Because we’re interface snobs, we were initially prejudiced against the Perfect Diet Tracker because as a cross-platform app (it also runs on Windows and Linux), it doesn’t look or feel quite like a native Mac app should. The software’s utility, however, soon won us over. It was, quite simply, the most reliable and useful calorie-counting application that we tried (and we tried several). The app quickly sets up a user profile based on your height, weight, age, and weight-loss goals, and then sets to the business of tracking how many calories you consume (and burn) each day. Calorie counts for common food items are pulled in automatically from the Web, and calorie losses from exercise are computed automatically based on time and level of exertion. The app keeps a running tally of how many calories you’re free to consume throughout the day, and allows you to take notes on your progress.

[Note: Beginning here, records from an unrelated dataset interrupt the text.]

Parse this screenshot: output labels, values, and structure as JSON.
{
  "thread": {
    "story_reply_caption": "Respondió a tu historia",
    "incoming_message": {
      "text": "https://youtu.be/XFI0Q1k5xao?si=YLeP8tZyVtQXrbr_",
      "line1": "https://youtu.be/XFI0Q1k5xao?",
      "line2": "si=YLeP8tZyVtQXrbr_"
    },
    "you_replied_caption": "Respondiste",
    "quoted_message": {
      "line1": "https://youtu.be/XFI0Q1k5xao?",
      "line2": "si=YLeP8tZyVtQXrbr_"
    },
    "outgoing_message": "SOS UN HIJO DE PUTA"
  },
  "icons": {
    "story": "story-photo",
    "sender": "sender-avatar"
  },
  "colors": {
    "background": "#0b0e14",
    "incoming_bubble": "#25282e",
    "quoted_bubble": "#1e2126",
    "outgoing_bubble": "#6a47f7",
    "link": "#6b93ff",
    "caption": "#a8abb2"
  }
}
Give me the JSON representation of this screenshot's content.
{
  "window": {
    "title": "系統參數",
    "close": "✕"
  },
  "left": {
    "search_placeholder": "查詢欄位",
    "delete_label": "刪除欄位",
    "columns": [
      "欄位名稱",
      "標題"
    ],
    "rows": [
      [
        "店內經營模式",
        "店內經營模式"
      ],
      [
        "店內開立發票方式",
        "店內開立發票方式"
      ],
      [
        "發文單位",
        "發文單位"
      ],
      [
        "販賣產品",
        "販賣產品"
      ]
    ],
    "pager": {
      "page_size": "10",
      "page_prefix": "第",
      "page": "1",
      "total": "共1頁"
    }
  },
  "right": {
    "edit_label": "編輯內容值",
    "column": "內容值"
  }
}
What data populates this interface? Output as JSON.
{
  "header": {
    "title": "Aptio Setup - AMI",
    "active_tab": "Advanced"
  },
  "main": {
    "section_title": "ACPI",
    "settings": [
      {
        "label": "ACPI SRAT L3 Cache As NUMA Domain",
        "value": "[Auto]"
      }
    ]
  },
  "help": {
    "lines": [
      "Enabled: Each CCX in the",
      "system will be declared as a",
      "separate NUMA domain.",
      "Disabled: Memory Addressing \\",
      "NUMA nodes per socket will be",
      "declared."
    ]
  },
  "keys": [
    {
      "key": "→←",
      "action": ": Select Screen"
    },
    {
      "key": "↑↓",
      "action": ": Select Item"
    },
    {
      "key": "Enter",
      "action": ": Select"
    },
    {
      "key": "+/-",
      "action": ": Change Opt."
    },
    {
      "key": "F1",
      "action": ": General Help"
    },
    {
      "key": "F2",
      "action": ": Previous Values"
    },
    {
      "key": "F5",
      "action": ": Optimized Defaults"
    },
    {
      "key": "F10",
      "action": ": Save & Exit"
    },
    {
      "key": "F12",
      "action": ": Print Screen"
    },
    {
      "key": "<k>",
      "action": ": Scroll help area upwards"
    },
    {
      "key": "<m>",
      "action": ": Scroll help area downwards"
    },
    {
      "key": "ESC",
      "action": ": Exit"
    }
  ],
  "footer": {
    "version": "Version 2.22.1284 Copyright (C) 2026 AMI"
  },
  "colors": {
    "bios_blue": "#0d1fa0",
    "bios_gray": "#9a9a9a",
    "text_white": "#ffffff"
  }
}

Price: $59.95 Requirements: OS 10.2.7 or later
Developer: Byoni Ltd
If you ever wondered what happened to iLife’s recipe app, MacGourmet is for you.
We used to be satisfied keeping recipes organized in an index card holder. MacGourmet 2, however, raises the art of recipe collecting to Olympian (or at least iLife-ian) levels. Recipes can be imported from the Web in a variety of formats, saving a lot of time over entering them manually. Once they’re in your collection, you can search and organize recipes by meal type, keyword tags, ingredients, and ratings, to name only a few of the available criteria. You can plan menus with recipe lists (which are similar to albums in iPhoto or playlists in iTunes) or sort your collection automatically with smart lists. If you like sharing your culinary creations, MacGourmet can publish your recipes as Web pages to .Mac or as entries to a variety of blog platforms. The real challenge with MacGourmet is finding enough recipes to make use of its many features. Time to call Mom.
Price: $24.95 Requirements: OS 10.4 or later
Unlike the guy in Sideways, we’re happy to drink Merlot.
Being less cultured sorts, our wine selections are usually determined by the font used on the label (Times New Roman is popular among midrange bottles of domestic red), but for anyone with a more developed wine palate, we recommend WineXT for cataloguing the contents of your wine cellar. This database app offers a host of built-in countries, regions, vineyards, and grape types for classifying your bottles, and it lets you record tasting notes, food pairings, and any guests who joined you for a bottle’s opening, as well. A serious app for serious collectors, Wine XT expects you to know wine and to enjoy entering every possible detail about your encounters with it. The price seems a bit steep for a catalog app, but we suspect the target audience can afford it. Salud!